BBB e o estupro do bom senso

Henrique França
@RiqueFranca

O brasileiro tem sido violentado, diariamente, e nem se dá conta disso. Muito mais do que a polêmica em torno de um suposto estupro na casa do BBBobo – que, não se assustem, deve se tornar uma excelente alavanca de audiência –, é preciso colocar em questão a forma lasciva com que milhares de testemunhas dos “brothers” e “sisters” estão sendo empalados intelectualmente.

Se não é isso, como explicar a alegria – até dos mais críticos – em poder acessar gratuitamente a cena do possível estupro via Internet, equiparando-se aos ‘privilegiados’ que pagam para assistir ao programa durante as 24 horas? Há um voyerismo doentio aqui. O vídeo foi retirado dos canais oficiais do aBBoBalhado programa em vão. Várias cópias do abuso circulam livremente pela web e, a cada nova notícia sobre o assunto, um link “esclarecedor” se subscreve: “confira o vídeo do casal sob o edredom”. Assim, as pessoas acessam as imagens e desconectam o bom senso. São milhares de visualizações de um provável estupro, um prazer em ver repetidamente a humilhação alheia.

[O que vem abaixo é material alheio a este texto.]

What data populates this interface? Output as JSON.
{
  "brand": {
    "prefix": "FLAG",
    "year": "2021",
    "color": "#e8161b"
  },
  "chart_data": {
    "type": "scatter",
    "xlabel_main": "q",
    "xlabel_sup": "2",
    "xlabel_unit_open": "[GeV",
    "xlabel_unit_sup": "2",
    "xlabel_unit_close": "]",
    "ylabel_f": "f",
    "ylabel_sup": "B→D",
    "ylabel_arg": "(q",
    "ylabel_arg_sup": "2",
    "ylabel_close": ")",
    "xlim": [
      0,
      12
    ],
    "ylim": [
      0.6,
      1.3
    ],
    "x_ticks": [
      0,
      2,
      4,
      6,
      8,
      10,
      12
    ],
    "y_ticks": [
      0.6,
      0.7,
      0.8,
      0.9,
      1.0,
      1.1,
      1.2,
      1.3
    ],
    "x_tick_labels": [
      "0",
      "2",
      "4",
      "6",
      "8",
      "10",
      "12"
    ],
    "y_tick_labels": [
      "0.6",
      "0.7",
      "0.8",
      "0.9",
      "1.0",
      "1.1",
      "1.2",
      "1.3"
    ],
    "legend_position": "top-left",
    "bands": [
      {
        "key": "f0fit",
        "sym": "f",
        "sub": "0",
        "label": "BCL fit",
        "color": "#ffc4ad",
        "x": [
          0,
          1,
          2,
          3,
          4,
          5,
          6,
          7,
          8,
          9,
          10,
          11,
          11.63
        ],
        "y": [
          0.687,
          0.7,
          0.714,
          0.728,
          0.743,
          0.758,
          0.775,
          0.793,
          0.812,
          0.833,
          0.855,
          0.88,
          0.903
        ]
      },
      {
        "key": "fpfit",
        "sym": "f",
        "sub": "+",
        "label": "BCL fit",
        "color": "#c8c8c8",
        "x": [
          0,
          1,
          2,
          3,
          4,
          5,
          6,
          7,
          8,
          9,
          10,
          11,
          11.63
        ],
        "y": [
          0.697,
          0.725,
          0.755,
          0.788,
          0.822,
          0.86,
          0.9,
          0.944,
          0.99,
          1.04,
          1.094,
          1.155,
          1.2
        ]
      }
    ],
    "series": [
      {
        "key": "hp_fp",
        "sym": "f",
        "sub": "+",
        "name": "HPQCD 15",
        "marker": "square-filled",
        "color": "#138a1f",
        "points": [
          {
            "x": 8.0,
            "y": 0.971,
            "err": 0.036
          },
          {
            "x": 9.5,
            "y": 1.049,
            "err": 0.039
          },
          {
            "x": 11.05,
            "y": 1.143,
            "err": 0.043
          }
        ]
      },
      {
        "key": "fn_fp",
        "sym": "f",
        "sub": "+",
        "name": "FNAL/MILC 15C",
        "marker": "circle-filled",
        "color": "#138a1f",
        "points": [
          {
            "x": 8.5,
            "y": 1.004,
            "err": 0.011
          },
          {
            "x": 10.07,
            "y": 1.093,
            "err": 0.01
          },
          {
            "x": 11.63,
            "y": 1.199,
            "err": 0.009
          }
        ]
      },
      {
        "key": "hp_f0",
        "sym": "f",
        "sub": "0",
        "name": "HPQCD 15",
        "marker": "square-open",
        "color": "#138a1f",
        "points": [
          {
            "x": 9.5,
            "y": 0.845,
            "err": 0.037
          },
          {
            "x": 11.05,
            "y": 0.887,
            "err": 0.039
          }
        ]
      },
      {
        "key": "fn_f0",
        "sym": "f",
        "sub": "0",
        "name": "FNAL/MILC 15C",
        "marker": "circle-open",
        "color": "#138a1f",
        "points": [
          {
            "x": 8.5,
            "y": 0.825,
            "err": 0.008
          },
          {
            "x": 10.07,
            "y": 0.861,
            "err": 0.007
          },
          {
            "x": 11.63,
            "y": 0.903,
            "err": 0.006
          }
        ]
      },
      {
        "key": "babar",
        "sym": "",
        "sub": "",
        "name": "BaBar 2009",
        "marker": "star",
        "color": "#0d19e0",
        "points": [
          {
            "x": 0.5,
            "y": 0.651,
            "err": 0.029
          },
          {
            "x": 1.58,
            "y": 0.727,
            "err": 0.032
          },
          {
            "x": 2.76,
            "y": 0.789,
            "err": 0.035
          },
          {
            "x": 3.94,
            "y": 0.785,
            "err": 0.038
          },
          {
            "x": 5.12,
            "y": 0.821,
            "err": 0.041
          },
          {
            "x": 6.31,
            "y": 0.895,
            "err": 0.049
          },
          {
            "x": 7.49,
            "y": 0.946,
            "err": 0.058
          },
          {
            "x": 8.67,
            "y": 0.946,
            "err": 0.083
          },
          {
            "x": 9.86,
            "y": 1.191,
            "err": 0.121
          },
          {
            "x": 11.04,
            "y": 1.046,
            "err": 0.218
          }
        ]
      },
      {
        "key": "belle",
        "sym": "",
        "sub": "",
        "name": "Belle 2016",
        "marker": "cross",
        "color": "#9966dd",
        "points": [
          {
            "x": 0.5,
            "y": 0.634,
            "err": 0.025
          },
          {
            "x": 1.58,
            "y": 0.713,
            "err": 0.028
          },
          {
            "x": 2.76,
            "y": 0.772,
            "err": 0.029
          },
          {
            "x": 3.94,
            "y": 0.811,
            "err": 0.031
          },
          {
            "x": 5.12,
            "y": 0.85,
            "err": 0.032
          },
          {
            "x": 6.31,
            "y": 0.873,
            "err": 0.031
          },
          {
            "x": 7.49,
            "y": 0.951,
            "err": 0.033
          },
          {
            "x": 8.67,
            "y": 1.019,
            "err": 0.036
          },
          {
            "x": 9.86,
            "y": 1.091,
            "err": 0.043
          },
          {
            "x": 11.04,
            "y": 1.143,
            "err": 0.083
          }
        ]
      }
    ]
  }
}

Exagero? Há algo mais nas entrelinhas dessa BBaBaquice midiática. O que precisa ser debatido não é simplesmente a cena, a existência ou falsidade do abuso, mas a permissividade com que tratamos as questões públicas, de conteúdo aberto, a naturalidade com que recebemos o absurdo. Vale lembrar que TV é concessão pública. Somos nós, audiência, que pagamos pelo lixo ideológico vendido em embalagem de luxo com equipamentos de última geração e conteúdo degenerativo. Esta é a segunda vez em uma semana que o programa de três letras e várias reticências ocupa este espaço. Não é o produto em si que incomoda, mas o que ele tem produzido nos “brothers”, “sisters”, pais, mães, homens, mulheres e crianças (sim, há crianças vivendo a rotina da “Casa”) de um País que tem feito do sadismo sexual e da violência seus pratos principais do dia a dia.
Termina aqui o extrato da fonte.